El Contubernio de Múnich, del que ahora se cumplen 60 años, colocó la primera piedra de la reconciliación, condición necesaria para levantar la nueva estructura democrática

Joaquín Satrústegui, Fernando Álvarez de Miranda y Jaime Miralles, en Fuerteventura tras regresar de Múnich en 1962.
Joaquín Satrústegui, Fernando Álvarez de Miranda y Jaime Miralles, en Fuerteventura tras regresar de Múnich en 1962.
Jordi Amat

El espíritu de nuestra democracia fue invocado por primera vez hoy hace exactamente 60 años. Ellos mismos dijeron que los congregados habían sido 118. De monárquicos liberales a nacionalistas responsables, desde socialistas republicanos o democratacristianos accidentalistas. En 1936 podrían haberse asesinado en las trincheras, pero que aquel 5 de junio de 1962, tras mucho trabajo diplomático y silencioso, se reconocían en los salones del Hotel Regina de Múnich para pactar una hoja de ruta que nos permitiese ser ciudadanos europeos. Eran vencedores y vencidos de la guerra civil, opositores del interior y del exilio juntos, convencidos de que la dictadura condenaba la libertad de todos los españoles y comprometidos en su refundación política en el horizonte de una Europa común y en construcción. Mientras tanto, el franquismo ya tenía en marcha una operación para abortarlo, preparaba una respuesta represiva (multas, exilios, confinamientos) y activaba una burda campaña de difamación. Le llamaron contubernio porque siempre pensaron que España era una y suya, pero lo que allí ocurrió fue exactamente lo contrario: se estaba colocando la primera piedra de la reconciliación, condición necesaria para levantar la nueva ciudad democrática.
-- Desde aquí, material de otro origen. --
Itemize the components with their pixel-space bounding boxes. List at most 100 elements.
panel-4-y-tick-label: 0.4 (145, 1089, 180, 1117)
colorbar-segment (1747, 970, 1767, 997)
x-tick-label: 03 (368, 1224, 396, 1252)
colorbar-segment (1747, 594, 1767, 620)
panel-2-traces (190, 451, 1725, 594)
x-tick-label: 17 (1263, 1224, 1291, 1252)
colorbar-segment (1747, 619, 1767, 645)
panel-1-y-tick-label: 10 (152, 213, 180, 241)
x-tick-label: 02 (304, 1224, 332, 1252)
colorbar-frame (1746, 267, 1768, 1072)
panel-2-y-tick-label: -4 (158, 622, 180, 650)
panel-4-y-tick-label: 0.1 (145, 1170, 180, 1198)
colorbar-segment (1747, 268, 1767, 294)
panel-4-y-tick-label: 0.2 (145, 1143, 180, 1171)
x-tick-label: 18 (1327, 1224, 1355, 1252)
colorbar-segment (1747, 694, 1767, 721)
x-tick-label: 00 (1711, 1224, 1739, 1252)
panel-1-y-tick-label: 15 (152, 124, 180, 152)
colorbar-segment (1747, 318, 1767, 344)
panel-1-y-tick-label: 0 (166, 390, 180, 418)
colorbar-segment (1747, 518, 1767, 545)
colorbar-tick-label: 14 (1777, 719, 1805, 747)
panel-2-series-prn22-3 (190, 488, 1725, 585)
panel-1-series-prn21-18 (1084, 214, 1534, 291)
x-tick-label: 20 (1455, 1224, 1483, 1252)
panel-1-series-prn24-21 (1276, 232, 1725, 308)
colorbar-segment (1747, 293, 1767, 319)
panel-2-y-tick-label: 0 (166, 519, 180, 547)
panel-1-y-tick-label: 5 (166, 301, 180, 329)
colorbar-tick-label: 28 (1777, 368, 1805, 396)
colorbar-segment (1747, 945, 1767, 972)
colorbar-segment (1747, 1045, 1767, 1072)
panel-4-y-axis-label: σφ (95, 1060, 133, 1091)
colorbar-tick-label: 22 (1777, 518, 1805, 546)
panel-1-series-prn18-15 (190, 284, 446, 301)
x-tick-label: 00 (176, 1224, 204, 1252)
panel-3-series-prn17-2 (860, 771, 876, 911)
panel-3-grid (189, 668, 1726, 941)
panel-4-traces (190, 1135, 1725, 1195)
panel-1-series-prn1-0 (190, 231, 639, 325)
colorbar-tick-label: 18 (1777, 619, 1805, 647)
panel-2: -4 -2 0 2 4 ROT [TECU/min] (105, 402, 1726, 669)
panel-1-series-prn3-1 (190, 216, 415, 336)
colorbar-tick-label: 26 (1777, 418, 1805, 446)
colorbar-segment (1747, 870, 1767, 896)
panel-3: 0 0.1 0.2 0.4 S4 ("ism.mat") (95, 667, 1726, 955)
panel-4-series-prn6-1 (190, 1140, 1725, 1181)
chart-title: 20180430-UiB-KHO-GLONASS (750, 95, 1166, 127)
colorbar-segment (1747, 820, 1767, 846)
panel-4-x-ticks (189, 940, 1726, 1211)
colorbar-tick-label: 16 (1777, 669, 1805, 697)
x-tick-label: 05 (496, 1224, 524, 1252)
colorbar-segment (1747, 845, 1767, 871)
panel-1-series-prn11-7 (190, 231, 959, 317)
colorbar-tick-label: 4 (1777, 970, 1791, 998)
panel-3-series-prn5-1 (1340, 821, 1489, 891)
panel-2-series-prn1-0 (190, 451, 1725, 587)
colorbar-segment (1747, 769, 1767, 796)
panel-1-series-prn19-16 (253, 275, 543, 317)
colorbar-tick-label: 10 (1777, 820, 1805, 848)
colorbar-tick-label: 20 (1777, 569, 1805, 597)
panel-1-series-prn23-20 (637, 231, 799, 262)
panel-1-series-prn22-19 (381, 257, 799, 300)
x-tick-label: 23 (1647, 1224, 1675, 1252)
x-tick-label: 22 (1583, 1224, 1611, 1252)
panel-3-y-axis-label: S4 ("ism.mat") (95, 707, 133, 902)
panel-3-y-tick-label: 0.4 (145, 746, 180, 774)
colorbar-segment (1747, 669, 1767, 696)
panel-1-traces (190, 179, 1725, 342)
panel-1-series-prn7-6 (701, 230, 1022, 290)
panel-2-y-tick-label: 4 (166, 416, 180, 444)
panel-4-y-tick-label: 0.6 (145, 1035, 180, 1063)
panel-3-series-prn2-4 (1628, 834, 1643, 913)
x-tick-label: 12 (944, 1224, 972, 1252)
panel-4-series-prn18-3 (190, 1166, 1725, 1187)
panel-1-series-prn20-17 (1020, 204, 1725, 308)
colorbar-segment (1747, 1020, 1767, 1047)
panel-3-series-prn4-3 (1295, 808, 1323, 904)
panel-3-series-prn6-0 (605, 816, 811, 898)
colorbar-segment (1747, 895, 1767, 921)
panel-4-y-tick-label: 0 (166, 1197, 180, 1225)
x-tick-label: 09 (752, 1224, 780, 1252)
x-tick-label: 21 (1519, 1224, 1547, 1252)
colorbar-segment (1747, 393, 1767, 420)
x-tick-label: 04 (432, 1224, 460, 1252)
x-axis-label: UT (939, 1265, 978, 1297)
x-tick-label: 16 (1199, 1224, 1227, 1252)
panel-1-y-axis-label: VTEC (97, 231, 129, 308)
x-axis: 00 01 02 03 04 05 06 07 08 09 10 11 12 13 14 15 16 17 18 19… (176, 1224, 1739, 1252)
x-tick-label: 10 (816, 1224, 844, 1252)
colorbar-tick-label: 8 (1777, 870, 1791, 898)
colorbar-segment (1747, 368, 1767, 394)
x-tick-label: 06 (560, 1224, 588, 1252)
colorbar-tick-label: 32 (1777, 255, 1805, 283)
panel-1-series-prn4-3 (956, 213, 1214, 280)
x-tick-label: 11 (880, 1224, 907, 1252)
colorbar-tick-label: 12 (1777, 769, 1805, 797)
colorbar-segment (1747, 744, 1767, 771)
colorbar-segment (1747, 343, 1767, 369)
Donde mejor puede reseguirse la organización del contubernio es en el archivo de Manuel de Irujo, dirigente del PNV que había sido ministro de Justicia del Gobierno constitucional durante la guerra. Miles de documentos sobre los trabajos y los días del exilio republicano. Leerlos entristece: es la crónica de una frustración permanente. Al mismo tiempo, enorgullece: atestigua la pervivencia de una llama de esperanza. Dos páginas mecanografiadas del 28 de junio de 1960. El resumen de la enésima reunión planificando una acción que difícilmente se convertirá en realidad. A los vascos les ha visitado Enric Adroher Gironella, histórico militante del POUM (Partido Obrero de Unificación Marxista), que en la Guerra Fría se ha reconvertido en activista de un europeísmo que también se concibe como un dique para frenar la expansión soviética. Les cuenta un proyecto que lidera Salvador de Madariaga y puede impulsarse desde el Movimiento Europeo, influyente plataforma fundada por Winston Churchill, organizada en comités nacionales y cuyo propósito es reforzar el europeísmo. Sería “un primer contacto personal entre las gentes de dentro y de fuera de España para forzar una evolución democrática, anota Irujo, “la asamblea tendría gran resonancia internacional y sus conclusiones prácticas serían las de que España no puede entrar en Europa mientras no se democratice”. Falta dos años para llegar a Múnich.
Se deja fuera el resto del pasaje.